For streaming jobs, Stripe chose Flink as the streaming platform due to its low-latency stateful processing capabilities. This allowed Stripe to implement a scalable write pattern that could achieve low latency updates. By integrating Flink with Chronon, Stripe managed to achieve a p99 feature freshness of 150 milliseconds.

To further reduce latency, Stripe introduced the concept of "tiling," which involves maintaining the state of preaggregated feature values in the Flink application and periodically flushing these values to the KV store. This method significantly decreases latency by reducing the amount of data retrieved and aggregated during feature computation.

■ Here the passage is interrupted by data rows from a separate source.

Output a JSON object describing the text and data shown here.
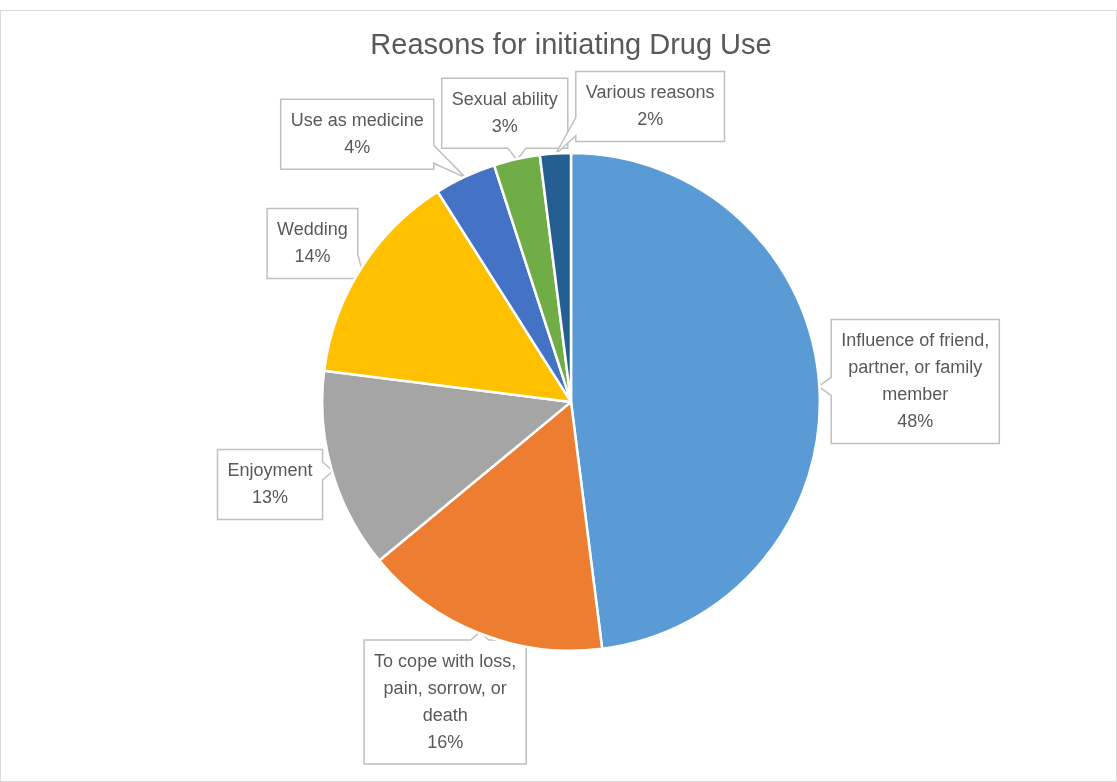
{
  "chart_data": {
    "type": "pie",
    "title": "Reasons for initiating Drug Use",
    "categories": [
      "Influence of friend, partner, or family member",
      "To cope with loss, pain, sorrow, or death",
      "Enjoyment",
      "Wedding",
      "Use as medicine",
      "Sexual ability",
      "Various reasons"
    ],
    "values": [
      48,
      16,
      13,
      14,
      4,
      3,
      2
    ],
    "colors": [
      "#5b9bd5",
      "#ed7d31",
      "#a5a5a5",
      "#ffc000",
      "#4472c4",
      "#70ad47",
      "#255e91"
    ],
    "value_labels": [
      "48%",
      "16%",
      "13%",
      "14%",
      "4%",
      "3%",
      "2%"
    ],
    "legend": false
  }
}
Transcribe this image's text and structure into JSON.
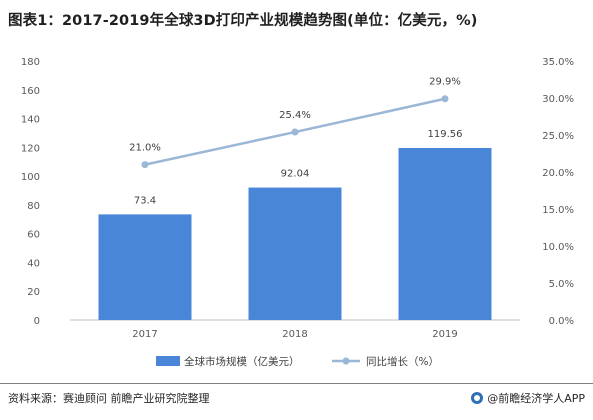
{
  "title": "图表1：2017-2019年全球3D打印产业规模趋势图(单位：亿美元，%)",
  "footer": {
    "source": "资料来源：赛迪顾问 前瞻产业研究院整理",
    "brand": "@前瞻经济学人APP",
    "brand_icon": "qianzhan-logo-icon"
  },
  "colors": {
    "bar": "#4a86d8",
    "line": "#9ab7d6",
    "axis": "#bfbfbf"
  },
  "chart_data": {
    "type": "bar",
    "categories": [
      "2017",
      "2018",
      "2019"
    ],
    "series": [
      {
        "name": "全球市场规模（亿美元）",
        "type": "bar",
        "axis": "left",
        "values": [
          73.4,
          92.04,
          119.56
        ],
        "labels": [
          "73.4",
          "92.04",
          "119.56"
        ]
      },
      {
        "name": "同比增长（%）",
        "type": "line",
        "axis": "right",
        "values": [
          21.0,
          25.4,
          29.9
        ],
        "labels": [
          "21.0%",
          "25.4%",
          "29.9%"
        ]
      }
    ],
    "y_left": {
      "range": [
        0,
        180
      ],
      "ticks": [
        0,
        20,
        40,
        60,
        80,
        100,
        120,
        140,
        160,
        180
      ],
      "tick_labels": [
        "0",
        "20",
        "40",
        "60",
        "80",
        "100",
        "120",
        "140",
        "160",
        "180"
      ]
    },
    "y_right": {
      "range": [
        0,
        35
      ],
      "ticks": [
        0,
        5,
        10,
        15,
        20,
        25,
        30,
        35
      ],
      "tick_labels": [
        "0.0%",
        "5.0%",
        "10.0%",
        "15.0%",
        "20.0%",
        "25.0%",
        "30.0%",
        "35.0%"
      ]
    },
    "grid": false,
    "legend": "bottom"
  }
}
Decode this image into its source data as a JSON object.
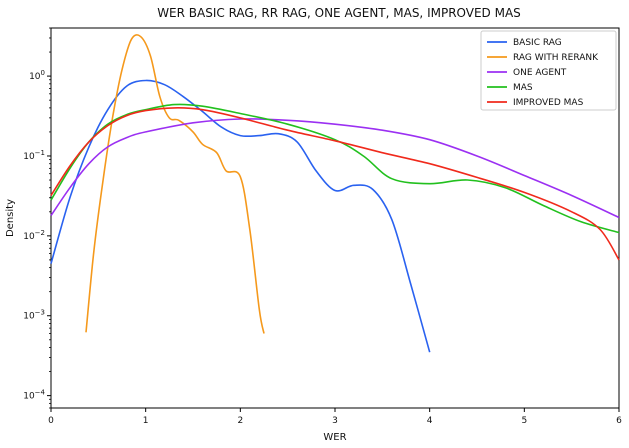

In the offline context, Chronon generates training data for models and batch-only use cases. Stripe verified Chronon’s scalability with benchmarks and integrated its offline jobs with Stripe’s data orchestration system. They built a custom integration for scheduling and running jobs with their highly customized Airflow setup, providing flexibility for defining features using a variety of data sources and consuming features in downstream batch jobs.

Shepherd’s first major use case was developing an updated ML model for detecting SEPA fraud in partnership with Stripe’s Local Payment Methods (LPM) team. The new SEPA fraud model, consisting of over 200 features, was developed entirely on Shepherd and successfully blocks tens of millions of dollars of additional fraud annually.

Stripe’s contribution to the Chronon community includes generalizing their Stripe-specific implementations and optimizations for broader use. As co-maintainers of Chronon with Airbnb, Stripe is committed to expanding the project’s capabilities and supporting its open-source community.

Overall, Stripe’s development of Shepherd and its integration with Chronon illustrate the company’s commitment to advancing ML feature engineering. By overcoming challenges related to scale, latency, and feature freshness, Stripe has created a robust platform that significantly enhances their fraud detection capabilities and overall operational efficiency.